8.5 Linear regressions in R

Let’s now turn to an example of how to do a linear regression in R.

8.5.1 Scenario

Musical sophistication describes the various ways in which people engage with music. In general, the more ways in which people engage with music, the more musically sophisticated they are.

One hypothesis is that years of musical training will clearly influence musical sophistication. While this is a bit of a no-brainer hypothesis, we’ll test it using some example data.

w10_goldmsi <- read_csv(here("data", "week_10", "w10_goldmsi.csv"))

## Rows: 74 Columns: 2
## ── Column specification ────────────────────────
## Delimiter: ","
## dbl (2): years_training, GoldMSI
## 
## ℹ Use `spec()` to retrieve the full column specification for this data.
## ℹ Specify the column types or set `show_col_types = FALSE` to quiet this message.

# This extra code is here for later
w10_goldmsi <- w10_goldmsi %>%
    mutate(
    id = seq(1, nrow(w10_goldmsi))
  ) 
head(w10_goldmsi)

8.5.2 Assumptions

In R the linear regression needs to be coded first before testing assumptions. Linear regression models can be built using lm(), and the same formula notation used in aov():

w10_goldmsi_lm <- lm(GoldMSI ~ years_training, data = w10_goldmsi)

Let’s test our assumptions from the previous page.

Linearity: a simple scatterplot tells us that our data probably is suitable for a linear regression:

w10_goldmsi %>%
  ggplot(
    aes(x = years_training, y = GoldMSI)
  ) +
  geom_point()

Independence: our DW test is significant (p = .021), but our test statistic is 1.54. So, even though it’s still significant it probably isn’t much of a problem.⁴

DurbinWatsonTest(w10_goldmsi_lm)

## 
##  Durbin-Watson test
## 
## data:  w10_goldmsi_lm
## DW = 1.5409, p-value = 0.02123
## alternative hypothesis: true autocorrelation is greater than 0

Homoscedasticity: To plot a residual vs fitted plot in R, there are two ways: - plot(model, which = 1).

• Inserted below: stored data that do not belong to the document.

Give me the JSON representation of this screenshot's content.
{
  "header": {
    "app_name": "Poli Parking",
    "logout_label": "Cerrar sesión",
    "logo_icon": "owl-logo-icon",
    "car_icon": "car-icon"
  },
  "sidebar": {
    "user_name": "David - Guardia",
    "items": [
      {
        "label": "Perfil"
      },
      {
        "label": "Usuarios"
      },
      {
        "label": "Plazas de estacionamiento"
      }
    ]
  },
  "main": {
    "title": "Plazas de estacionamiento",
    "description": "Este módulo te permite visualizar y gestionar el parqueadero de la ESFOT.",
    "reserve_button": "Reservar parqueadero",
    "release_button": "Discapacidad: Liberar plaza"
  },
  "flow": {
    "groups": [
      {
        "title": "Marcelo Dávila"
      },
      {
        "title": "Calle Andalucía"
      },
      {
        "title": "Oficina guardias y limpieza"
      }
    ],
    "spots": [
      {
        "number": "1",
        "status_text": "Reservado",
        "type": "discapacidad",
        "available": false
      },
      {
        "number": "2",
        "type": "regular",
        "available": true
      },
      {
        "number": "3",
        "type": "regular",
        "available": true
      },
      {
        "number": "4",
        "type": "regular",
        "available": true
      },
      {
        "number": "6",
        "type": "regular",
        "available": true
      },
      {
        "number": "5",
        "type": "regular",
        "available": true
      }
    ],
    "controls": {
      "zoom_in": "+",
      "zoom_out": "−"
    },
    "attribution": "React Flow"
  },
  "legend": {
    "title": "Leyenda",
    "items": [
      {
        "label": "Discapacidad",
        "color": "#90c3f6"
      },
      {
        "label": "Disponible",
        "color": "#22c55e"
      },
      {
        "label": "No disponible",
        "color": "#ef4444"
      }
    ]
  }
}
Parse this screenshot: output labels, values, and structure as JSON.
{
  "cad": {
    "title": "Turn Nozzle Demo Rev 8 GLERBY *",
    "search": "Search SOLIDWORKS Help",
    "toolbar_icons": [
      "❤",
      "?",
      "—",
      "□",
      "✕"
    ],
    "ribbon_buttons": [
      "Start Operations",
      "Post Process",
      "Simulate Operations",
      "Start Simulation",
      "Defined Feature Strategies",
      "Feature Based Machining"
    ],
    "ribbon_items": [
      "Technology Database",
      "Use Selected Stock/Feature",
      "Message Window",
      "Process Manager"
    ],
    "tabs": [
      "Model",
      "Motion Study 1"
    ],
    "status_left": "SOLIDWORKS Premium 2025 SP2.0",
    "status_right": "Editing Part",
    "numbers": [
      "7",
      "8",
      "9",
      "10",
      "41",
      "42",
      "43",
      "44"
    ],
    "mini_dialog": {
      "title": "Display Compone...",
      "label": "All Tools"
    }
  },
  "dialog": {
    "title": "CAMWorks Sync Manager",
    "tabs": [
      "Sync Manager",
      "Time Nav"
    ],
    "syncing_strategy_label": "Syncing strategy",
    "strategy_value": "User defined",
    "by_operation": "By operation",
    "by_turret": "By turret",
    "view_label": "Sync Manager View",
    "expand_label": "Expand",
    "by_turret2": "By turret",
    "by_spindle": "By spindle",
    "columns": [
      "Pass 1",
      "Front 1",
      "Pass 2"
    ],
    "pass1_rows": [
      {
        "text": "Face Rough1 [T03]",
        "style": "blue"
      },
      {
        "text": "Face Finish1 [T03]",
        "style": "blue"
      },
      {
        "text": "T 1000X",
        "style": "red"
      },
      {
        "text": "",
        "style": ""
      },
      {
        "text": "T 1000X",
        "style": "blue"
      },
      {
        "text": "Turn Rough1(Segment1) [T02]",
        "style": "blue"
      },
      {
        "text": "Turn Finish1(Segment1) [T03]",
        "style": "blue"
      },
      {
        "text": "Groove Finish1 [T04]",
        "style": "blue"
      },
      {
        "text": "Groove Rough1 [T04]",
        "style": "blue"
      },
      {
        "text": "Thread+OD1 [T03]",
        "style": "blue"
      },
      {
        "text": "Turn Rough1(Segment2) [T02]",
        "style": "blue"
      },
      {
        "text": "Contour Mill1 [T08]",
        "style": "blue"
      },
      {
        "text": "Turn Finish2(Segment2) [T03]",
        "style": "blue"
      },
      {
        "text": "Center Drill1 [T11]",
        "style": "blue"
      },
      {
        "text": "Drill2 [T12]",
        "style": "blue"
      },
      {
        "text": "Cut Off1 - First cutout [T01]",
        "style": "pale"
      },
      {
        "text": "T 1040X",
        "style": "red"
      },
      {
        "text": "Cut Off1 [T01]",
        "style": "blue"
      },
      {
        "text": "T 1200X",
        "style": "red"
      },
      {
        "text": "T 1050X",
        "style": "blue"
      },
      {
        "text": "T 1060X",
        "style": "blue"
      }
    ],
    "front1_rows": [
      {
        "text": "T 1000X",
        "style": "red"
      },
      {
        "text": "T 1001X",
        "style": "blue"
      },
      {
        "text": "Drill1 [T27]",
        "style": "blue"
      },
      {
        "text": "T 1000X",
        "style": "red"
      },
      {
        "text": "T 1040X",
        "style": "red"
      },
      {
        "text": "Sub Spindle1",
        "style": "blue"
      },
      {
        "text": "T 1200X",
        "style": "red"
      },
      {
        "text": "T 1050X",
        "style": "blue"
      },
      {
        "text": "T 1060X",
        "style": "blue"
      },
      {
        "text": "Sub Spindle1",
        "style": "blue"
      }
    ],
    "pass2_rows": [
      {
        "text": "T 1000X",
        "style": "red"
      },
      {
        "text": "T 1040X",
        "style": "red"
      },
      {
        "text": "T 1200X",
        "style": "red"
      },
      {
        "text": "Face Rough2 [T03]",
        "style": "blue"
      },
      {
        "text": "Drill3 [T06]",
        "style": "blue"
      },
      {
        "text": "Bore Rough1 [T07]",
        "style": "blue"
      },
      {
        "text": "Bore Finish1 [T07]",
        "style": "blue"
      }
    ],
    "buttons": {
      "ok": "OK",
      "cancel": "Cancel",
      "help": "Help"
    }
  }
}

plot(w10_goldmsi_lm, which = 1)

Using ggplot, but giving the model name instead of the data and setting the x and y aesthetics as follows:

ggplot(w10_goldmsi_lm, aes(x = .fitted, y = .resid)) +
  geom_point()

Normality of residuals: Like aov models, you can access the residuals from a given lm() model, by using the name of the lm object, followed by $residuals. This is useful for doing e.g. a Shapiro-Wilks test on the residuals, or a Q-Q plot of residuals:

shapiro.test(w10_goldmsi_lm$residuals)

## 
##  Shapiro-Wilk normality test
## 
## data:  w10_goldmsi_lm$residuals
## W = 0.98995, p-value = 0.8289

qqnorm(w10_goldmsi_lm$residuals)
qqline(w10_goldmsi_lm$residuals)

Our SW test is non-significant and our Q-Q plot looks ok, so this assumption is not violated.

8.5.3 Output

The output that R gives us for a linear regression comes in two parts: a test of the overall model, and a breakdown of the predictors and their slopes.

summary(w10_goldmsi_lm)

## 
## Call:
## lm(formula = GoldMSI ~ years_training, data = w10_goldmsi)
## 
## Residuals:
##     Min      1Q  Median      3Q     Max 
## -35.617  -9.227   2.025   9.773  33.666 
## 
## Coefficients:
##                Estimate Std. Error t value Pr(>|t|)    
## (Intercept)      53.901      5.233  10.300 8.33e-16 ***
## years_training    4.858      1.138   4.271 5.86e-05 ***
## ---
## Signif. codes:  0 '***' 0.001 '**' 0.01 '*' 0.05 '.' 0.1 ' ' 1
## 
## Residual standard error: 14.61 on 72 degrees of freedom
## Multiple R-squared:  0.2021, Adjusted R-squared:  0.191 
## F-statistic: 18.24 on 1 and 72 DF,  p-value: 5.859e-05

Let’s start with the overall model. This tells us whether the regression model as a whole is significant. A couple of things to note here.

$R^2$ is called the coefficient of determination. This value tells how much variance in the outcome is explained by the predictor. Our value is .202, which means that 20.2% of the variance in Gold-MSI scores is explained by years of training.
The overall model test is essentially an ANOVA (we won’t go too deep into why just yet!), which tells us whether the model is significant. In this case, it is (F(1, 72) = 18.24, p < .001).

Now we can look at the middle of the output, which gives the model coefficients. This part of the output tells us whether the predictors are significant. (Given the overall model is, with one predictor we’d expect this to be significant as well!).

The Estimate column gives us the B coefficient, which is our slope. This tells us how much our outcome increases when our predictor increases by 1 unit.

From this, we can see that years of training is a significant predictor of Gold-MSI scores (t = 4.27, p < .001); for every year of training, Gold-MSI scores increase by 4.86 (given by the value under Estimate, next to our predictor variable).

Finally, we can use the confint function to return 95% confidence intervals on each regression slope:

confint(w10_goldmsi_lm)

##                   2.5 %    97.5 %
## (Intercept)    43.46925 64.332391
## years_training  2.59058  7.125814

Therefore, the 95% CI around the estimated regression coefficient of 4.86 is [2.59, 7.13].

Here is how we can write up these results. Note that for a regression, it is important to discuss both the overall model fit and the specific effect of the predictor.

We conducted a simple linear regression to examine whether years of training predicted Gold-MSI scores. The overall model was significant (F(1, 72) = 18.24, p < .001), with years of training explaining 20.2% of the variance in Gold-MSI scores ($R^2$ = .202). Years of training was a significant positive predictor of Gold-MSI scores (B = 4.86, t = 4.27, p < .001).

Given that this data was randomly generated, it probably is due to a simulation outlier more than anything.↩︎